La pragmatique est aussi une idéaliste. Pourtant, culpabilité allemande aidant, tout en militant pour des négociations et un cessez-le-feu, elle ne condamnera pas vraiment Israël pour les bombardements de Gaza, et le gouvernement auquel elle appartient réitérera à plusieurs reprises son soutien à Tel-Aviv.

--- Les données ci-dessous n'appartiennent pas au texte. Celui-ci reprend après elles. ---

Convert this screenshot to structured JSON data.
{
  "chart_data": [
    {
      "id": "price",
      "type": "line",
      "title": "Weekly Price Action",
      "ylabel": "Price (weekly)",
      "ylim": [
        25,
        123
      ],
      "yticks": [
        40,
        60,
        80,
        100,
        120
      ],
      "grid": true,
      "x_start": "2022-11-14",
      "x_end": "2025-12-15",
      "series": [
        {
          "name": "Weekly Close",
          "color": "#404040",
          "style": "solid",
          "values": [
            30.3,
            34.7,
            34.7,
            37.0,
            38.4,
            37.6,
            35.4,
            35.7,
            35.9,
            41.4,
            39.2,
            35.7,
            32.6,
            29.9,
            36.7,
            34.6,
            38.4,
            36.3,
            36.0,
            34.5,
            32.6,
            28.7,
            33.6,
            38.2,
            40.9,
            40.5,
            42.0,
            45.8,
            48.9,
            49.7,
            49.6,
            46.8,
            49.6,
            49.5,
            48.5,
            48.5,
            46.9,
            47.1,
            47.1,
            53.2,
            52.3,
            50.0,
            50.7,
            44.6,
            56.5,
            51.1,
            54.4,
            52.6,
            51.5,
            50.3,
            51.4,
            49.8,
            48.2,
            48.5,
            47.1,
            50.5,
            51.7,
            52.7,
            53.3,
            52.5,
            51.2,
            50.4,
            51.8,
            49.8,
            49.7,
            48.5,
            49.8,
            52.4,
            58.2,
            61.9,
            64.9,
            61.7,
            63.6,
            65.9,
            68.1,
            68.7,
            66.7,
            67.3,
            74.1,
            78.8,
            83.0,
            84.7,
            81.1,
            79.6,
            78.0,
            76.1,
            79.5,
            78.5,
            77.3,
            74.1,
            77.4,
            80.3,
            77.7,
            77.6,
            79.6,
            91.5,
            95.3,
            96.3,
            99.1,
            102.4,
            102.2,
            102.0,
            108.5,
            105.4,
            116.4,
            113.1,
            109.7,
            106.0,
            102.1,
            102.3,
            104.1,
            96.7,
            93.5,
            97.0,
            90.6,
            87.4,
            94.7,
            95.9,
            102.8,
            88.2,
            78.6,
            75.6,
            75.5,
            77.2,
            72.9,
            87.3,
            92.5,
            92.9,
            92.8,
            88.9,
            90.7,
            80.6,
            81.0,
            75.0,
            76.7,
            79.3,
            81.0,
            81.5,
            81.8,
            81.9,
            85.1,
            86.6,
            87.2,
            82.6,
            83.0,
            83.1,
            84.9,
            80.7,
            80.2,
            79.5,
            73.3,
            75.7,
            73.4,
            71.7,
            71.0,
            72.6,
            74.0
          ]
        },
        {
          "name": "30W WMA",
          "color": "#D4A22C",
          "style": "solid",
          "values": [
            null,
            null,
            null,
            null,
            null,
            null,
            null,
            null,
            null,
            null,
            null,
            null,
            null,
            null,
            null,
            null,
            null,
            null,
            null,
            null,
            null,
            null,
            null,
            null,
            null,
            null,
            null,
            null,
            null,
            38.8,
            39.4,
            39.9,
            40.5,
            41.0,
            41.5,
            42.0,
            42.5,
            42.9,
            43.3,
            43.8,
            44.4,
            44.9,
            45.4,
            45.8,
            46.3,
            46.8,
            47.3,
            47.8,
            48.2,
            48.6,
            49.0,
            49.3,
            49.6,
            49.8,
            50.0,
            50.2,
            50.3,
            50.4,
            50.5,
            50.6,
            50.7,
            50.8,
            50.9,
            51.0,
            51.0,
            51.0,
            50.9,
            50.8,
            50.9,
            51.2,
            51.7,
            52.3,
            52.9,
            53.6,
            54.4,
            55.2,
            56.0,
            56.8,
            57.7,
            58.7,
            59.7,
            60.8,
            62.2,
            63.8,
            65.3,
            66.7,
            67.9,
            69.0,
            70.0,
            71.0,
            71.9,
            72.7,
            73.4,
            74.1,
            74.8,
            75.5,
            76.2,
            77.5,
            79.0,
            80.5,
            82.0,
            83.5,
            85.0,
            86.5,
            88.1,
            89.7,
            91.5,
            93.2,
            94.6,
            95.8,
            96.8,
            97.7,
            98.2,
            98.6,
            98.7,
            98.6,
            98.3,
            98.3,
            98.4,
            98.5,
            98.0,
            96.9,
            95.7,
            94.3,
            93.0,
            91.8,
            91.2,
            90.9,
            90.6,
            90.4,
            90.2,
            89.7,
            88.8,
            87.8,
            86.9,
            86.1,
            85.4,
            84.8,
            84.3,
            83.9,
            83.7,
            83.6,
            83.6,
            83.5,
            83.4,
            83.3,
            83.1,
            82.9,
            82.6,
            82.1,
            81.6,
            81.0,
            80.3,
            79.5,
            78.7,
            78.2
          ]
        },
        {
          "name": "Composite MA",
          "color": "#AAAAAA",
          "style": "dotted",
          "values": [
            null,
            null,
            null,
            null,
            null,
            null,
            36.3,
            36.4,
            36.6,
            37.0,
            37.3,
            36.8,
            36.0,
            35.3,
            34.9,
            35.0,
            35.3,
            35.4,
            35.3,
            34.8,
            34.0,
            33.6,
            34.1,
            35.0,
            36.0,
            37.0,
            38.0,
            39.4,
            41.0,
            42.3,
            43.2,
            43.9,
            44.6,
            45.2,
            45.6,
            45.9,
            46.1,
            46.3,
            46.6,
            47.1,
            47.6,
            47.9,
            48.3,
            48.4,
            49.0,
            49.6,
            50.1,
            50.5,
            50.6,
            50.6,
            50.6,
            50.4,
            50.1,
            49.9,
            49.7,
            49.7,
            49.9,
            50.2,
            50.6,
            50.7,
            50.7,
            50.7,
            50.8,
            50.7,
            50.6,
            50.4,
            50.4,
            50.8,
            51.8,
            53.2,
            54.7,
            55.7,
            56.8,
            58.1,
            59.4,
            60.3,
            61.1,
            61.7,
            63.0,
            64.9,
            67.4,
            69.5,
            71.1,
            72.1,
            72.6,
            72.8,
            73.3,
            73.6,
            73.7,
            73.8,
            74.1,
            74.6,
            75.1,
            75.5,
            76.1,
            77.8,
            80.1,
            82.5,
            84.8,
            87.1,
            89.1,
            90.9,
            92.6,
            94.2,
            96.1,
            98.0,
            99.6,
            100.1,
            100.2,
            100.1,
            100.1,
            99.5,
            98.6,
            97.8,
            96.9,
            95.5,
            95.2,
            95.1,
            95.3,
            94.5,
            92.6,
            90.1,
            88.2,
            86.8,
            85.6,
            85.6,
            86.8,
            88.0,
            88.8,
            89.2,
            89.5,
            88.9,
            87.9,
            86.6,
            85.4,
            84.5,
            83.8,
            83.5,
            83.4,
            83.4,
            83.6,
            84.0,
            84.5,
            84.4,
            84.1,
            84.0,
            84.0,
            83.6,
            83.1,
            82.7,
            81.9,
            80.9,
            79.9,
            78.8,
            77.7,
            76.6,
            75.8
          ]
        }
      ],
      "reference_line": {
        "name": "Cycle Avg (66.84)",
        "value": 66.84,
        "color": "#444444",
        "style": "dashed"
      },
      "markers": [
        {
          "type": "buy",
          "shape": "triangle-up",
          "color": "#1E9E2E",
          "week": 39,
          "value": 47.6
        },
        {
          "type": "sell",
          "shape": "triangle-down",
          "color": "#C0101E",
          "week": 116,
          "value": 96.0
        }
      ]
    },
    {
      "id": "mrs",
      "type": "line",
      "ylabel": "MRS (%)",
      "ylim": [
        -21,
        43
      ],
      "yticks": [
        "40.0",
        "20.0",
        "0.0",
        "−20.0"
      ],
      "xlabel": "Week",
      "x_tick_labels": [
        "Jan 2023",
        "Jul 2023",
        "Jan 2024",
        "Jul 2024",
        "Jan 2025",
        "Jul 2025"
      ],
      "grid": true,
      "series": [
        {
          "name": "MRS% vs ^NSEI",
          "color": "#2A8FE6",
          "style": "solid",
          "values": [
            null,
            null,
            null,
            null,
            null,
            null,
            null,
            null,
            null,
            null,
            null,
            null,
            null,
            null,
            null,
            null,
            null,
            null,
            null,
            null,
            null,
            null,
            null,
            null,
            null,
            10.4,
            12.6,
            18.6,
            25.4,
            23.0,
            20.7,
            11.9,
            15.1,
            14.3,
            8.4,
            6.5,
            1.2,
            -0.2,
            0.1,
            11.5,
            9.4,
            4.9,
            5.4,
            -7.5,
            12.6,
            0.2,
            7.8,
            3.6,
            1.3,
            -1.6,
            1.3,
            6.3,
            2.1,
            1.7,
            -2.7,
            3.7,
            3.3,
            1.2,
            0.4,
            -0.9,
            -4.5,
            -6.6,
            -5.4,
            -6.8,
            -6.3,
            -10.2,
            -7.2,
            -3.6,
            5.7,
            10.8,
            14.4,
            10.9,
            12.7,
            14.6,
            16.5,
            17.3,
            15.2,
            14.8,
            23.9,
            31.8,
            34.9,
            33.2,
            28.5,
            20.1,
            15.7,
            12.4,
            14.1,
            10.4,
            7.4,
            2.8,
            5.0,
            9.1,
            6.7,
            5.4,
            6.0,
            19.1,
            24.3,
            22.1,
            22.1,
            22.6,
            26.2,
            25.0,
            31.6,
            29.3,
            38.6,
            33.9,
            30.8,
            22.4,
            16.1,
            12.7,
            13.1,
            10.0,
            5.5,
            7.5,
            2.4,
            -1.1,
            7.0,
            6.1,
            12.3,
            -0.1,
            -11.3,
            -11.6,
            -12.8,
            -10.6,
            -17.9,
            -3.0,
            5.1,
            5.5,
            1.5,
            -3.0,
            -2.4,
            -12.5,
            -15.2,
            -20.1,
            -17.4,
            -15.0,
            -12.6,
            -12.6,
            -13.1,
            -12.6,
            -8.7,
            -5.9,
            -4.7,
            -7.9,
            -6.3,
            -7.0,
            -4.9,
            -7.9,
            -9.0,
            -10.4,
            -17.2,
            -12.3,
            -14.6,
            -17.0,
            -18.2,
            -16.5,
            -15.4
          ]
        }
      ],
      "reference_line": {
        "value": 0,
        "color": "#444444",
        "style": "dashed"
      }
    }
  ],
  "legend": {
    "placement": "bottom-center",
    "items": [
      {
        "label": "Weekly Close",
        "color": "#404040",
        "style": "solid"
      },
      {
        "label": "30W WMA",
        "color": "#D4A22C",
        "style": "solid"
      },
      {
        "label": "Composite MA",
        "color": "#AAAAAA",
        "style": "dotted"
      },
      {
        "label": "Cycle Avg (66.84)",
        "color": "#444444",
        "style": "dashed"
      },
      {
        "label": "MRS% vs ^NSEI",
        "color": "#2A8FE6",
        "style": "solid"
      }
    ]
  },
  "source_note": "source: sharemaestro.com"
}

« Le système multilatéral est en danger, mais je crois que nous pouvons le renforcer ensemble » A.Baerbock
Lutter contre la désinformation
Après la chute de Scholz, elle vit à Potsdam, près de Berlin, avec ses deux filles. Divorcée de son mari, elle finance l’intégration d’un réfugié syrien. « La politique internationale m’a rattrapée »La nouvelle présidente de l’Assemblée générale de l’ONU a face à elle de rudes défis. Elle pense que les femmes, la moitié de l’humanité, ont un rôle majeur à jouer pour conforter la paix et assurer le développement durable du monde. Elle va d’abord devoir faire front aux difficultés financières de l’ONU, veiller à la transparence lors de la sélection du prochain secrétaire général, lutter contre la désinformation, promouvoir le multilinguisme… Elle sait que le système multilatéral est en danger.
Son slogan « Mieux ensemble » apparaît comme un défi lancé aux pays du monde. Il faut, comme elle, y croire.